56 Tenaga Kontrak RSUD Dr. Soekardjo Diberhentikan, Siapa Biang Keroknya?

lintaspriangan.com, BERITA TASIKMALAYA. Sebanyak 56 tenaga kontrak RSUD Dr. Soekardjo diberhentikan, alias kontrak kerjanya tidak diperpanjang oleh manajemen Rumah Sakit Umum Daerah Kota Tasikmalaya. Dalihnya banyak. Dari berbagai informasi yang beredar, setidaknya ada empat alasan, kenapa puluhan karyawan tersebut tidak diberi lagi kesempatan “mengais nafkah” di rumah sakit plat merah milik Pemkot Tasikmalaya.
Yang pertama, alasan anggaran. Kabarnya, memberhentikan 56 tenaga kontrak RSUD Dr. Soekardjo itu setara dengan efisiensi anggaran sekitar Rp. 1,6 milyar dalam setahun. Alasan pertama ini berkaitan juga dengan alasan kedua, yakni jumlah karyawan yang katanya overload (kebanyakan –red). Total jumlah karyawan RSUD Dr. Soekardjo tahun 2024 ini sebanyak 1219 orang. Dan ternyata, lebih dari setengahnya adalah karyawan tidak tetap alias kontrak. Menurut informasi dari manajemen RSUD Dr. Soekardjo, karyawan tidak tetap inilah yang overload, kebanyakan sekitar 250 orang.
Lalu alasan ketiga, pemberhentian tenga kontrak RSUD Dr. Soekardjo juga diperkuat oleh hasil Analisis Jabatan (Anjab) dan Analisis Beban Kerja (ABK).
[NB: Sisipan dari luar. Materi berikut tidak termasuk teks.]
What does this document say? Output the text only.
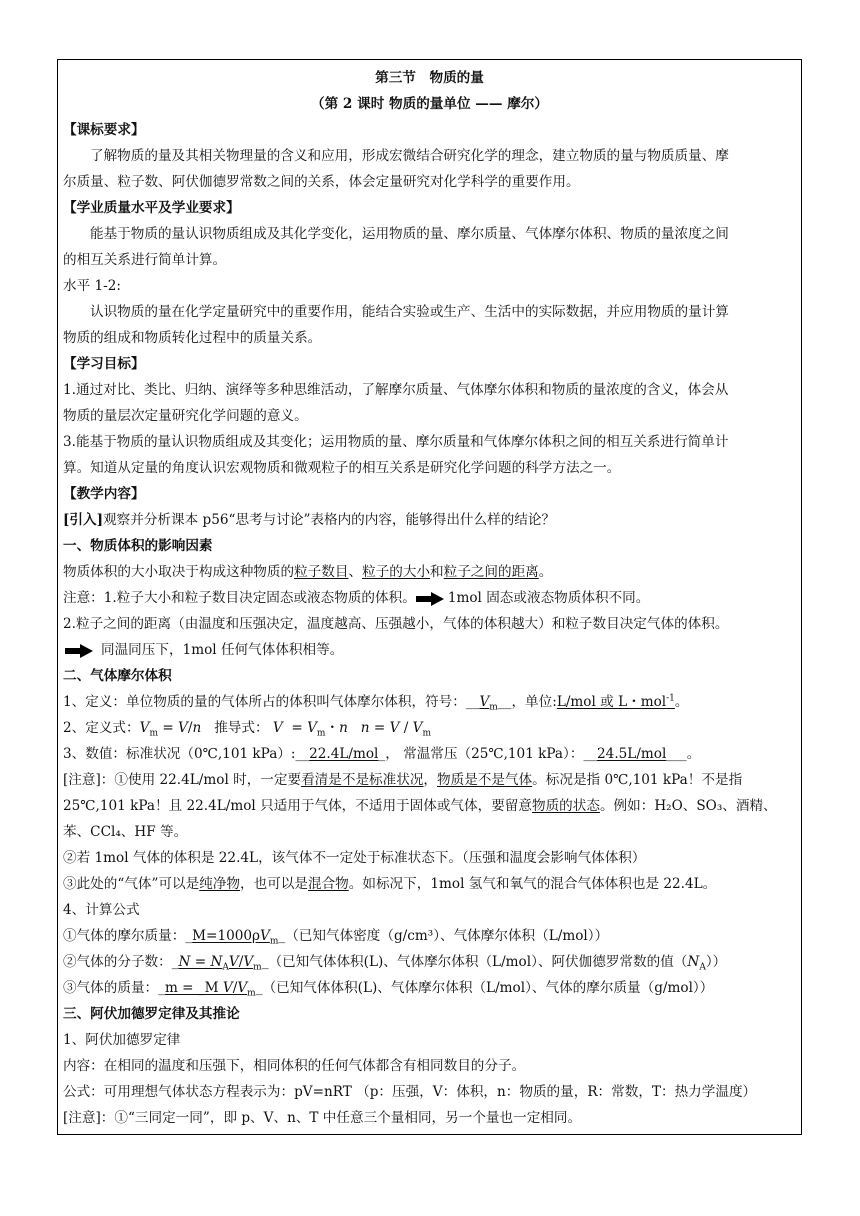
第三节　物质的量
（第 2 课时 物质的量单位 —— 摩尔）
【课标要求】
了解物质的量及其相关物理量的含义和应用，形成宏微结合研究化学的理念，建立物质的量与物质质量、摩
尔质量、粒子数、阿伏伽德罗常数之间的关系，体会定量研究对化学科学的重要作用。
【学业质量水平及学业要求】
能基于物质的量认识物质组成及其化学变化，运用物质的量、摩尔质量、气体摩尔体积、物质的量浓度之间
的相互关系进行简单计算。
水平 1-2:
认识物质的量在化学定量研究中的重要作用，能结合实验或生产、生活中的实际数据，并应用物质的量计算
物质的组成和物质转化过程中的质量关系。
【学习目标】
1.通过对比、类比、归纳、演绎等多种思维活动，了解摩尔质量、气体摩尔体积和物质的量浓度的含义，体会从
物质的量层次定量研究化学问题的意义。
3.能基于物质的量认识物质组成及其变化；运用物质的量、摩尔质量和气体摩尔体积之间的相互关系进行简单计
算。知道从定量的角度认识宏观物质和微观粒子的相互关系是研究化学问题的科学方法之一。
【教学内容】
[引入]观察并分析课本 p56“思考与讨论”表格内的内容，能够得出什么样的结论？
一、物质体积的影响因素
物质体积的大小取决于构成这种物质的粒子数目、粒子的大小和粒子之间的距离。
注意：1.粒子大小和粒子数目决定固态或液态物质的体积。 1mol 固态或液态物质体积不同。
2.粒子之间的距离（由温度和压强决定，温度越高、压强越小，气体的体积越大）和粒子数目决定气体的体积。
同温同压下，1mol 任何气体体积相等。
二、气体摩尔体积
1、定义：单位物质的量的气体所占的体积叫气体摩尔体积，符号：$\_\_V_m\_\_$，单位:L/mol 或 L・mol$^{-1}$。
2、定义式：$V_m = V/n$ 推导式： $V = V_m$・n $n = V / V_m$
3、数值：标准状况（0℃,101 kPa）:__22.4L/mol_， 常温常压（25℃,101 kPa）：__24.5L/mol___。
[注意]：①使用 22.4L/mol 时，一定要看清是不是标准状况，物质是不是气体。标况是指 0℃,101 kPa！不是指
25℃,101 kPa！且 22.4L/mol 只适用于气体，不适用于固体或气体，要留意物质的状态。例如：H₂O、SO₃、酒精、
苯、CCl₄、HF 等。
②若 1mol 气体的体积是 22.4L，该气体不一定处于标准状态下。（压强和温度会影响气体体积）
③此处的“气体”可以是纯净物，也可以是混合物。如标况下，1mol 氢气和氧气的混合气体体积也是 22.4L。
4、计算公式
①气体的摩尔质量：$\_M=1000\rho V_m\_$（已知气体密度（g/cm³）、气体摩尔体积（L/mol））
②气体的分子数：_N = $N_AV/V_m\_$（已知气体体积(L)、气体摩尔体积（L/mol）、阿伏伽德罗常数的值$(N_A)$）
③气体的质量：_m = _M $V/V_m\_$（已知气体体积(L)、气体摩尔体积（L/mol）、气体的摩尔质量（g/mol））
三、阿伏加德罗定律及其推论
1、阿伏加德罗定律
内容：在相同的温度和压强下，相同体积的任何气体都含有相同数目的分子。
公式：可用理想气体状态方程表示为：pV=nRT （p：压强，V：体积，n：物质的量，R：常数，T：热力学温度）
[注意]：①“三同定一同”，即 p、V、n、T 中任意三个量相同，另一个量也一定相同。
Bahkan ada alasan selanjutnya yang beredar di berbagai media, yakni karena hasil penilaian psikometri dan penilaian langsung dari atasan.
Menyikapi informasi tentang tenaga kontrak RSUD Dr Soekardjo yang overload, aktivis dari Albadar Institute, Diki Sam Ani, turut angkat bicara. Menurutnya, masalah tenaga kontrak RSUD Dr. Soekardjo ini jangan dilihat terlalu dangkal. Selain berkaitan dengan nasib puluhan keluarga, yang lebih penting adalah berkaitan dengan integritas para pejabat di lingkungan Pemkot Tasikmalaya.
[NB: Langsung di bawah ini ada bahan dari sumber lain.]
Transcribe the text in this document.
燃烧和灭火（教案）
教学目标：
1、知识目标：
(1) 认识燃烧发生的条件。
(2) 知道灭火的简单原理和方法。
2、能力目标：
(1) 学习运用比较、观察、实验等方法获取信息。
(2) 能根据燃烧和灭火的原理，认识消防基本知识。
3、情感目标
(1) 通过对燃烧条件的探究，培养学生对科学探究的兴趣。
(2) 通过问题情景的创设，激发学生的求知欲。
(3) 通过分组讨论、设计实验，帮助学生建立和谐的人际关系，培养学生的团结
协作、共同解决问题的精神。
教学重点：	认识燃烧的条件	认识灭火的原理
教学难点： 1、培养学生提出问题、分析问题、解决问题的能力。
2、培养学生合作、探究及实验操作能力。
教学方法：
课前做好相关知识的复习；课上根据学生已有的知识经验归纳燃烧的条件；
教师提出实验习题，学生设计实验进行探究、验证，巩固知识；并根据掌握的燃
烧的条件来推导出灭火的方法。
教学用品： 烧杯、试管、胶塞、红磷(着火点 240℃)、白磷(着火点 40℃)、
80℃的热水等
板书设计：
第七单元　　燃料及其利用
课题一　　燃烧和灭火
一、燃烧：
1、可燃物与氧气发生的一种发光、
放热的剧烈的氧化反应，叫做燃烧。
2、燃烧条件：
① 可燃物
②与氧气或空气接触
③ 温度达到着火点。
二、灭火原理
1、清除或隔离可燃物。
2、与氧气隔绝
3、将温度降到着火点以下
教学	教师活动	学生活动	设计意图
“Begini logika dan realitasnya. Angka 1200-an pegawai RSUD Dr. Soekardjo itu tentatif. Bisa disebut kurang, bisa juga disebut overload. Karena masalah sebenarnya bukan pada angka, tapi pada kesesuaian kebutuhan tenaga kerja dengan beban kerja yang ada di RSUD. Kalau bicara profesi dokter, saya kira mungkin jumlahnya masih kurang. Tapi kalau bicara lulusan SMA/sederajat yang masih numpuk di RSUD, pasti ujung-ujungnya dianggap overload, dan mereka jadi korban,” papar Diki.
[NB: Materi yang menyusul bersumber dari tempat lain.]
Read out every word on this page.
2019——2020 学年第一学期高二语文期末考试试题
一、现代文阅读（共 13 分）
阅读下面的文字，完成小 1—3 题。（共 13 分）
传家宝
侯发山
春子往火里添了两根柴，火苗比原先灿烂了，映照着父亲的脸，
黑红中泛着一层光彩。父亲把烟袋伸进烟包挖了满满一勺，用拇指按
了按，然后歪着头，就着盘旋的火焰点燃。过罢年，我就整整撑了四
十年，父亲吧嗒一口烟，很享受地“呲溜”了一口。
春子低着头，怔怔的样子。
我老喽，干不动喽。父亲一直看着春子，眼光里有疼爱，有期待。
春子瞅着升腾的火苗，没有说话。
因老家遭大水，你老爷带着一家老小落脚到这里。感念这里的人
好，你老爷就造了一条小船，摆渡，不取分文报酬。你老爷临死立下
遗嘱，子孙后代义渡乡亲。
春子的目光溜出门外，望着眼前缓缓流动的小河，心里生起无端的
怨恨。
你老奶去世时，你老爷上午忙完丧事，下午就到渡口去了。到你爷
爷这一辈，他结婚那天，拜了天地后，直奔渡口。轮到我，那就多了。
Argumen Diki ini berbasis data. Kepada Lintas Priangan, ia memperlihatkan data pegawai RSUD Dr. Soekardjo dua tahun lalu, tahun 2022. Dari data yang diperlihatkan Diki, ternyata RSUD Dr. Soekardjo masih belum memiliki beberapa dokter spesialis, misalnya dokter spesialis bedah ortophedi. Dokter spesialis ini belum ada di Kota Tasikmalaya pada tahun 2022. Selain itu, masih banyak juga dokter spesialis yang hanya satu orang, misal spesialis jiwa, spesialis saraf atau spesialis paru. Sebaliknya, masih berdasarkan data 2022, jumlah karyawan lulusan SMA/sederajat mencapai 209 orang. Prediksi Diki, kemungkinan segmen inilah yang paling banyak jadi korban pemutusan kontrak kerja.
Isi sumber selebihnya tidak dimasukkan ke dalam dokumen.